Asked if he thought the tribunal's decision would be the end of the matter, Wilson said: "From our perspective, it is entirely up to Danone in that respect, but it is our view that the claims that have been talked about by Danone have been effectively addressed in the arbitration, so it's up to Danone."
Danone's New Zealand subsidiary Danone Nutricia ended its supply contract with Fonterra in the wake of the botulism scare.
Since then, it has sourced product from Synlait Milk and other manufacturers and bought two Kiwi dairy processing companies, Sutton Group and Gardians, with the latter providing access to milk supply from 18 farms owned by Grant Paterson of Dunedin.

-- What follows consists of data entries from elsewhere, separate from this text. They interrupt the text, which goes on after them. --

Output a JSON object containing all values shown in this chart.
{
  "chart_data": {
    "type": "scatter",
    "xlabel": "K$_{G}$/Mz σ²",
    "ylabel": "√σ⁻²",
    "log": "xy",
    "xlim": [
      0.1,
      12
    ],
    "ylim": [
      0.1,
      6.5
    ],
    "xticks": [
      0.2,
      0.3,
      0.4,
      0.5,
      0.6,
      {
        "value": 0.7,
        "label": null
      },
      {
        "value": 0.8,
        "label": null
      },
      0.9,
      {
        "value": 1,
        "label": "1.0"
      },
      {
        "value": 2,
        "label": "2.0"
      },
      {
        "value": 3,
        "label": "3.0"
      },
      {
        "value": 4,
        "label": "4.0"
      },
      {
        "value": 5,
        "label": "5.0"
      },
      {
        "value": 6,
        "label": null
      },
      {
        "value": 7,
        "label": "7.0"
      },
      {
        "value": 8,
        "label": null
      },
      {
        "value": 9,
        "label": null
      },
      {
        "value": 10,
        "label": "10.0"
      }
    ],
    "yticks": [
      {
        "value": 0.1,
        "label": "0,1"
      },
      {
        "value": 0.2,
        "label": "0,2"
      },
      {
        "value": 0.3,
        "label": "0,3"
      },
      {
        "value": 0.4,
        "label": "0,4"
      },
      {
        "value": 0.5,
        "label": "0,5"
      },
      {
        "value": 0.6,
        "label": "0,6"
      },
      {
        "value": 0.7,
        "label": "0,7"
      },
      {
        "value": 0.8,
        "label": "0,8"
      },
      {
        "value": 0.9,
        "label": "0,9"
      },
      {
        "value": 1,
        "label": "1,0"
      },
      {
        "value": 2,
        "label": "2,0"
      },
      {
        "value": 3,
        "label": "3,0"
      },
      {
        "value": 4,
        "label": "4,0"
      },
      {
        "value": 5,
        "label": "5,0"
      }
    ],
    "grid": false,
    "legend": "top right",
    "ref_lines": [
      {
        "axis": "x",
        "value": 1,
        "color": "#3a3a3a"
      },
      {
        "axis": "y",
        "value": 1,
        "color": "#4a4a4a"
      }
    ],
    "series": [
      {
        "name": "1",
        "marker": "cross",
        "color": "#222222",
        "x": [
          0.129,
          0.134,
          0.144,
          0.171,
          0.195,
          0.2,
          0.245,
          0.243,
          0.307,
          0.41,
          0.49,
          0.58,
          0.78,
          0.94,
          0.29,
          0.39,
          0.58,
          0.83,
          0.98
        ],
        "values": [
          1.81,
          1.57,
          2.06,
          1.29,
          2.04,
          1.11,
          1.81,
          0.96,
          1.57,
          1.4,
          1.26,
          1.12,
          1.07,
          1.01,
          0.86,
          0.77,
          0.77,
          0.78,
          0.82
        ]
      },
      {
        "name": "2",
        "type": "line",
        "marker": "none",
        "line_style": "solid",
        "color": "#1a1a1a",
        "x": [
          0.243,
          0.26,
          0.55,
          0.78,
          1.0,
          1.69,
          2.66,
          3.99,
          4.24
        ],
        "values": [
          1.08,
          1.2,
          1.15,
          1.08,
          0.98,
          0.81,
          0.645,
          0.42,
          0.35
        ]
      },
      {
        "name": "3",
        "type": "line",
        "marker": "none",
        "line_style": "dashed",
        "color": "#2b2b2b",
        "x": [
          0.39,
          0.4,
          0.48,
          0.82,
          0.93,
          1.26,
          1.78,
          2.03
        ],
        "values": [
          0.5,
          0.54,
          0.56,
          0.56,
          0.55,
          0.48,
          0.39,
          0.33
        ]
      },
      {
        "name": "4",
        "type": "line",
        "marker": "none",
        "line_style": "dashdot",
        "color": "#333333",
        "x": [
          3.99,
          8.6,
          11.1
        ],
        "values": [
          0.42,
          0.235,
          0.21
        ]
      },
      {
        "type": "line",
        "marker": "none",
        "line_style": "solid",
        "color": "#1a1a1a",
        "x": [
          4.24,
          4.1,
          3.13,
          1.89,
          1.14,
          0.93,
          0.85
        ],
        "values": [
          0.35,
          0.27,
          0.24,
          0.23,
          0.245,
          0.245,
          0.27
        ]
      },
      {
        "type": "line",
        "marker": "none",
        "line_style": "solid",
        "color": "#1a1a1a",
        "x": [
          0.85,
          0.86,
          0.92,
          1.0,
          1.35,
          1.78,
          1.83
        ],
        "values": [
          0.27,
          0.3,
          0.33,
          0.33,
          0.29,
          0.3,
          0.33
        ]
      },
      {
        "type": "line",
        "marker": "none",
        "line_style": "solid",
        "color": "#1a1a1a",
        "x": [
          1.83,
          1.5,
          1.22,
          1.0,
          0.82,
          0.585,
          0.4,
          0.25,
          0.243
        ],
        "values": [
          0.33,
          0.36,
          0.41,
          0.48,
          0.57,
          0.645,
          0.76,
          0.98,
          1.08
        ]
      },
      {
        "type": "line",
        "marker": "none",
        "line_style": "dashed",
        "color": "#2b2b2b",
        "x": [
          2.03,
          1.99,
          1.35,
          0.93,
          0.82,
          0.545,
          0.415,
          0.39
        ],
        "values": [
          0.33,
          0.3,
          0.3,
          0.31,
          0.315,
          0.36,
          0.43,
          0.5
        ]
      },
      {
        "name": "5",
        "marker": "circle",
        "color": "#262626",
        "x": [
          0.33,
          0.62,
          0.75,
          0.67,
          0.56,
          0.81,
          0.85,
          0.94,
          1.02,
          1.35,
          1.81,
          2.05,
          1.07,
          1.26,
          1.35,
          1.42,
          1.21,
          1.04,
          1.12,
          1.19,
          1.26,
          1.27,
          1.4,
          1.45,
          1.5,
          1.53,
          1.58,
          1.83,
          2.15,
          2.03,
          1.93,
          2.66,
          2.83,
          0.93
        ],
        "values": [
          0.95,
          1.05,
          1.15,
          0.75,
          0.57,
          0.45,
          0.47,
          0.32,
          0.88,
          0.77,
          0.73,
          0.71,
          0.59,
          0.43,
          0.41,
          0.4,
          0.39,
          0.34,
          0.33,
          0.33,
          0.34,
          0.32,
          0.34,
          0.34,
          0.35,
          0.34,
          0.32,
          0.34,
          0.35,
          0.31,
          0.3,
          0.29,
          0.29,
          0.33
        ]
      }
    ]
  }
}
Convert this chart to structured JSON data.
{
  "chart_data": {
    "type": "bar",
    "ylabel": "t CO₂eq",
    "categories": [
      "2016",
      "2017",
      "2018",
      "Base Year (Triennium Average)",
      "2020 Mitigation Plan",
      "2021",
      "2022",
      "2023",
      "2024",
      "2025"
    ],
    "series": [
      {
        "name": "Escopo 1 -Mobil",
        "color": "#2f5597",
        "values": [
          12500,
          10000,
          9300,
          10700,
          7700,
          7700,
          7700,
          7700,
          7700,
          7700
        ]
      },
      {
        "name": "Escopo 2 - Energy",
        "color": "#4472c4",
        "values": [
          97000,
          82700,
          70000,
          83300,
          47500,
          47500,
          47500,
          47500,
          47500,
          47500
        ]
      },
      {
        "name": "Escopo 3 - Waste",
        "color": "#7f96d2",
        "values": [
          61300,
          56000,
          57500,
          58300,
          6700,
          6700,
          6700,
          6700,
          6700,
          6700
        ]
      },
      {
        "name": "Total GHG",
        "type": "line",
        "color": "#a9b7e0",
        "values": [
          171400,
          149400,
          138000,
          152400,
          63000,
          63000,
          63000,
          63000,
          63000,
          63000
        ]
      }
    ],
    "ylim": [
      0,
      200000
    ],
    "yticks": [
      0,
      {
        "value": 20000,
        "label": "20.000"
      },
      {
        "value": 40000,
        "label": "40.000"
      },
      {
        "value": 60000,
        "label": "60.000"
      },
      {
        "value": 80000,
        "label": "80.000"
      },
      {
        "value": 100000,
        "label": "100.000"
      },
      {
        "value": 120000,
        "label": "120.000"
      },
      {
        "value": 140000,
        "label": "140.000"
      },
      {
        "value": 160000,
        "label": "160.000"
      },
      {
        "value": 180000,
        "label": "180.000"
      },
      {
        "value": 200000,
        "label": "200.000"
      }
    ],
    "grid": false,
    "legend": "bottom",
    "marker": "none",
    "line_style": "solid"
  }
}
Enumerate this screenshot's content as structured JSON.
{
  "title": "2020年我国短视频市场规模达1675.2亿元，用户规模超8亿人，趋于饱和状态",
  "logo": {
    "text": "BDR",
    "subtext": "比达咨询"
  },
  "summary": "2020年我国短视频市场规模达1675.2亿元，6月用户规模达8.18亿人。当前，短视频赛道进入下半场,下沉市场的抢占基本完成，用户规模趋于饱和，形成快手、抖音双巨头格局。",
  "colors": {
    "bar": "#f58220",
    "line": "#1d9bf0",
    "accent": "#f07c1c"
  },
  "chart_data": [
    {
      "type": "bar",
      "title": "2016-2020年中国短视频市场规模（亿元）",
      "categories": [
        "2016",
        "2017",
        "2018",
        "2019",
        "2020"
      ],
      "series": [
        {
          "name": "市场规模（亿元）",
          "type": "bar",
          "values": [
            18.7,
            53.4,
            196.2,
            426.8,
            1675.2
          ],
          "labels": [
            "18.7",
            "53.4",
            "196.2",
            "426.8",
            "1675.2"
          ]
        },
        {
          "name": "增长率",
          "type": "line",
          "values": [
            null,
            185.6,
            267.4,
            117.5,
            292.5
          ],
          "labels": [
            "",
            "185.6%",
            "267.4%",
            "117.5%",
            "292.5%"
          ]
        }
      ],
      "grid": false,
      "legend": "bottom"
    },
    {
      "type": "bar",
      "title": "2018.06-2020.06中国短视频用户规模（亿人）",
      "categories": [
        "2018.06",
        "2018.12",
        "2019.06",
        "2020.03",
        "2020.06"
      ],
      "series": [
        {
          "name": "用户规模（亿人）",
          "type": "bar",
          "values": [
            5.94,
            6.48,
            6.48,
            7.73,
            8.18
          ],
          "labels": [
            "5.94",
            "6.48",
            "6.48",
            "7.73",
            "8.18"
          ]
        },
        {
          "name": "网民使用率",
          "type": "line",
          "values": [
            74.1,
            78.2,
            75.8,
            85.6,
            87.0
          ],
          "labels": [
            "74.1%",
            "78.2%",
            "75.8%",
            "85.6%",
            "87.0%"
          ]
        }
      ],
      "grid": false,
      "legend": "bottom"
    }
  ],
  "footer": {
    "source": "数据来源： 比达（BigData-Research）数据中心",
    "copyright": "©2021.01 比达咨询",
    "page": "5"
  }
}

Chief executive Theo Spierings struck a conciliatory note in his comments about Danone — one of the world's largest food companies and, at the time, one of Fonterra's biggest customers.
"Before this unfortunate incident happened, Danone was a highly respected customer of ours, and still is in my mind," Spierings said.
"Danone is a global player and this is very unfortunate," he said. "We are open for commercial discussions [with Danone] and value creation rather than reliving and re-litigating the past."
Spierings said that, four years after the incident, Fonterra was in a strong position.
"It's very unlikely that there are options available to challenge this decision.
"Fonterra has learned from this experience — it was four years ago," he said.
"We have moved on. We are a much stronger co-operative now."
Spierings said Fonterra was looking at whether its insurance could cover all or part of the arbitration cost.
Rickey Ward, NZ equities manager at JBWere, said the market would be relieved that the claim was not higher.
"Despite provisioning for much less there had been growing speculation that a larger number would occur," Ward said.
Market speculation varied from a payment of $400m, with some analysts talking of a possible $1b payout.
"It provides certainty which will allow investors to finally focus on underlying fundamentals."
ASB rural economist Nathan Penny estimated the Danone award would take about 10c off Fonterra's total payout for 2017/18.
"While it's not going to break them [farmers] in any way, it is still a significant number," Penny said.
Fonterra is also due to update its milk price this month. Economists are expecting the forecast to drop to about 6.25/kg to $6.50/kg of milksolids from the current forecast of $6.75.